ECGs obtained at the CCU showed prominent J waves
in the right precordial V2 lead (Figure 1, upper panel).
The J waves were not followed by ST-segment elevation
or T-wave inversion, and thus were distinct from
the typical ECG changes in BS. However, the followup
ECGs obtained 4 days after the event showed only
minor ST-segment elevation in the right precordial
lead, and the prominent J waves were not recorded
(Figure 2B). The results of the laboratory test for myocardial
infarction and imaging studies were within
the normal limits. The patient completely recovered
normal mental status 20 days after hospital admission.
A flecainide provocation test failed to reveal typical
Brugada-type ECG changes. Under the diagnosis
of IVF, an implantable cardioverter-defibrillator was
implanted. During out-patient follow-up, the patient
experienced appropriate shocks, and the ECGs obtained
within 1 day after the shock revealed a definite
right precordial J wave similar to that observed during
the pre-event period (Figure 2A and B). Otherwise,
the follow-up ECGs obtained at the outpatient clinic in
the absence of appropriate shocks displayed only subtle
ST-segment elevation (Figure 3, right and left panel)
with occasional small J waves (Figure 3, middle panel).


Discussion
The present case highlights 2 clinically important
observations. First, some variants of BS
or ERS were observed, which do not satisfy the
diagnostic criteria of either disease. Second, the
close temporal relationship of the J waves with
the VF events indicates that the J waves were
causally related with the VF episodes. Thus, the
ERS or BS variant found in the present case
should be considered a type of J-wave syndrome.

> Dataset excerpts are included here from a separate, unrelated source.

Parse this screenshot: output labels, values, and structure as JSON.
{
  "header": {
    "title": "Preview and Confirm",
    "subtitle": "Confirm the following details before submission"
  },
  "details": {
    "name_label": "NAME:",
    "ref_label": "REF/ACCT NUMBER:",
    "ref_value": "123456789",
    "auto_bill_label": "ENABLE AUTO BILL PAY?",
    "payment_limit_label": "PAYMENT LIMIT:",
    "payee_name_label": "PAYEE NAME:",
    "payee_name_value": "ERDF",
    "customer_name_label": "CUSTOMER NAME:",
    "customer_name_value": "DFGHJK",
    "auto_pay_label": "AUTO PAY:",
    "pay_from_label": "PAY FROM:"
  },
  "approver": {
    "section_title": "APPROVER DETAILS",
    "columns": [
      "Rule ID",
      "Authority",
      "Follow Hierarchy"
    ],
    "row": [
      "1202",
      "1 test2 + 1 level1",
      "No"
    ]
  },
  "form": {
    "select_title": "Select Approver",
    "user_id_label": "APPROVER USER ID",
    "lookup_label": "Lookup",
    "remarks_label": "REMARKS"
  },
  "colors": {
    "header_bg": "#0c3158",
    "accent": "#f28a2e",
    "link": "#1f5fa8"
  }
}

The present case illustrates the diagnostic ambiguity
encountered in actual clinical practice.
The ECG changes observed in the peri-event
period closely resembled those in BS. However,
the current diagnostic criteria of Brugada-type
ECG changes require a J-wave amplitude of >2
mm and a downsloping ST segment elevation in
at least 1 right precordial lead.5 The diagnosis
of ERS is based on the J-wave changes present
in precordial leads other than the right precordial
lead. Therefore, the diagnosis should be idiopathic
in the present case. However, the ECG
morphology in the patient is similar to the typical
patterns in ERS and BS. In the present case, the
distribution of the J waves in the right precordial
lead and the morphological similarity suggest
BS, but the morphology of the J waves (isolated
prominent J waves, not followed by ST/T wave
changes) suggest a variant of ERS.
Apart from this diagnostic ambiguity, patients
with such variant ECGs share common clinical
manifestations with patients with BS and ERS.
The circadian patterns of the VF episodes cluster
at night or early in the morning. The dynamic
patterns of the J waves follow bradycardia-dependent
augmentation and tachycardia-induced
suppression. VF events are responsive to infusion
of intravenous isoproterenol or cardiac pacing.
This implies that these variant J waves share a common pathophysiological background with the
J waves recorded in patients with ERS or BS.
Recently, the term J-wave syndrome was proposed
to incorporate BS and ERS because BS and
ERS share common electrophysiological mechanisms
and clinical manifestations. We propose a
broader concept of the so-called J-wave syndrome,
and the case introduced in this paper
should be included in this new, expanded definition
of J-wave syndrome because the J waves
played a key role in the initiation of VF but could
neither be classified as BS nor ERS. Further investigations
are needed to validate our proposal.